雨と花
台風近づき雨が降る土曜の夕べ。煙たさと気だるさ、それと見も知らぬ群衆の臭いが私を憂いに導く。そんな灰色の世界のビルの一角に一輪のチューベローズの花が咲いている。去年と同じように。
・・・
雨 し ず く
心 染 み る は
水 無 月 の
華 の 残 り 香
我 を 酔 わ し む
・・・
美しき花を見つけることは大変困難である。だからこそ良き花を見つけ、蜜や果実を味わい、さらには雅な香りを楽しめることが出来る花であれば、それは大変幸福なことである。

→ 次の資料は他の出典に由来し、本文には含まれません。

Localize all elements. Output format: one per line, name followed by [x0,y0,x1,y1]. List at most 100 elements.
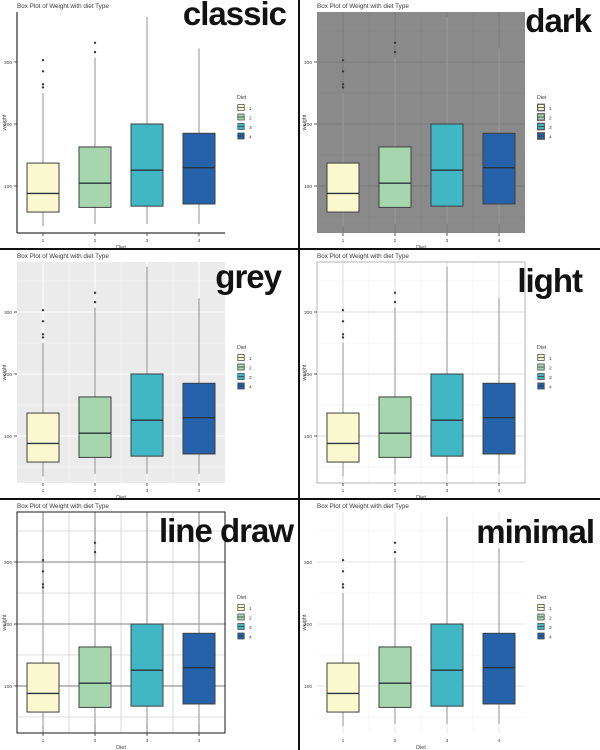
y-tick-label: 100 [304,684,312,690]
y-tick-label: 100 [4,684,12,690]
y-tick-label: 300 [4,60,12,66]
box-diet-2 [378,646,412,708]
outlier-diet-1 [41,583,45,586]
legend-label: 3 [549,625,552,631]
outlier-diet-1 [41,586,45,589]
x-tick-label: 1 [42,738,45,744]
x-tick-label: 3 [446,488,449,494]
box-diet-3 [430,623,464,707]
y-tick-label: 200 [304,122,312,128]
legend-title: Diet [237,345,247,351]
y-tick-label: 300 [4,310,12,316]
plot-title: Box Plot of Weight with diet Type [317,503,409,510]
legend-label: 4 [549,135,552,141]
outlier-diet-2 [393,41,397,44]
x-axis-label: Diet [116,245,126,250]
theme-label-line-draw: line draw [158,512,294,549]
x-tick-label: 2 [394,488,397,494]
legend-title: Diet [537,95,547,101]
y-axis-label: weight [2,114,8,131]
boxplot-chart-line-draw: 100 200 300 1 2 3 4 Diet weight Box Plot of Weigh… [2,503,252,750]
legend-label: 1 [549,606,552,612]
outlier-diet-2 [93,50,97,54]
theme-label-dark: dark [525,2,592,39]
x-tick-label: 2 [394,738,397,744]
outlier-diet-1 [341,86,345,89]
x-tick-label: 2 [94,238,97,244]
panel-minimal: 100 200 300 1 2 3 4 Diet weight Box Plot of Weigh… [300,500,600,750]
legend-title: Diet [237,95,247,101]
box-diet-4 [482,132,516,205]
legend-label: 3 [549,375,552,381]
legend-label: 1 [249,606,252,612]
box-diet-3 [130,623,164,707]
x-tick-label: 3 [446,738,449,744]
outlier-diet-2 [93,291,97,294]
x-tick-label: 4 [498,238,501,244]
legend-label: 2 [249,616,252,622]
outlier-diet-1 [41,70,45,73]
box-diet-2 [78,396,112,458]
x-axis-label: Diet [116,495,126,500]
outlier-diet-1 [41,570,45,573]
outlier-diet-1 [341,586,345,589]
panel-classic: 100 200 300 1 2 3 4 Diet weight Box Plot of Weigh… [0,0,300,250]
boxplot-chart-grey: 100 200 300 1 2 3 4 Diet weight Box Plot of Weigh… [2,253,252,500]
x-tick-label: 4 [198,488,201,494]
panel-border [16,511,226,734]
outlier-diet-2 [93,541,97,544]
outlier-diet-2 [393,50,397,54]
legend-label: 4 [249,635,252,641]
panel-light: 100 200 300 1 2 3 4 Diet weight Box Plot of Weigh… [300,250,600,500]
panel-border [316,261,526,484]
legend-label: 2 [549,616,552,622]
x-tick-label: 2 [394,238,397,244]
legend-label: 2 [549,366,552,372]
outlier-diet-1 [41,558,45,562]
plot-title: Box Plot of Weight with diet Type [317,253,409,260]
outlier-diet-2 [393,300,397,304]
theme-label-grey: grey [215,258,282,295]
y-tick-label: 200 [4,372,12,378]
x-tick-label: 3 [446,238,449,244]
x-axis-label: Diet [416,245,426,250]
y-tick-label: 300 [304,60,312,66]
box-diet-1 [26,412,60,463]
y-tick-label: 300 [4,560,12,566]
box-diet-3 [430,373,464,457]
plot-title: Box Plot of Weight with diet Type [317,3,409,10]
y-tick-label: 100 [4,434,12,440]
outlier-diet-1 [41,320,45,323]
outlier-diet-1 [341,558,345,562]
box-diet-4 [182,382,216,455]
plot-title: Box Plot of Weight with diet Type [17,503,109,510]
box-diet-1 [26,662,60,713]
legend-label: 1 [249,106,252,112]
theme-label-minimal: minimal [476,513,595,550]
outlier-diet-1 [41,86,45,89]
legend-label: 3 [249,625,252,631]
y-axis-label: weight [2,614,8,631]
legend-label: 4 [249,135,252,141]
legend-label: 4 [549,385,552,391]
y-axis-label: weight [302,364,308,381]
x-tick-label: 3 [146,238,149,244]
box-diet-2 [378,396,412,458]
x-axis-label: Diet [416,495,426,500]
box-diet-4 [482,632,516,705]
legend-label: 3 [249,375,252,381]
x-axis-label: Diet [116,745,126,750]
outlier-diet-2 [93,550,97,554]
outlier-diet-2 [93,41,97,44]
legend-label: 1 [249,356,252,362]
x-tick-label: 3 [146,738,149,744]
outlier-diet-1 [41,336,45,339]
outlier-diet-1 [341,320,345,323]
x-axis-label: Diet [416,745,426,750]
legend-title: Diet [537,595,547,601]
legend-label: 4 [549,635,552,641]
box-diet-4 [482,382,516,455]
box-diet-1 [326,662,360,713]
boxplot-chart-dark: 100 200 300 1 2 3 4 Diet weight Box Plot of Weigh… [302,3,552,250]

花はその場に咲いているときが最も美しいとはよく言う。紡いで自分のものにしようということは非常に愚かなことであろう。小生に出来る事といえば、たまに咲いている地を訪ね、その花の薫りを楽しみ癒されることである。
華を楽しみ一千閣でハリガネを堪能し付近のコンビニでthePeaceを吹かし、再びけだるい世界に戻ったことに憂いを感じ紫煙とともに湿気みちる虚空へ吐き出す。
「外は今日も雨…か…」
私の経験則では、雨の日には素敵なことが起こる。そんな経験則をふと思い出した。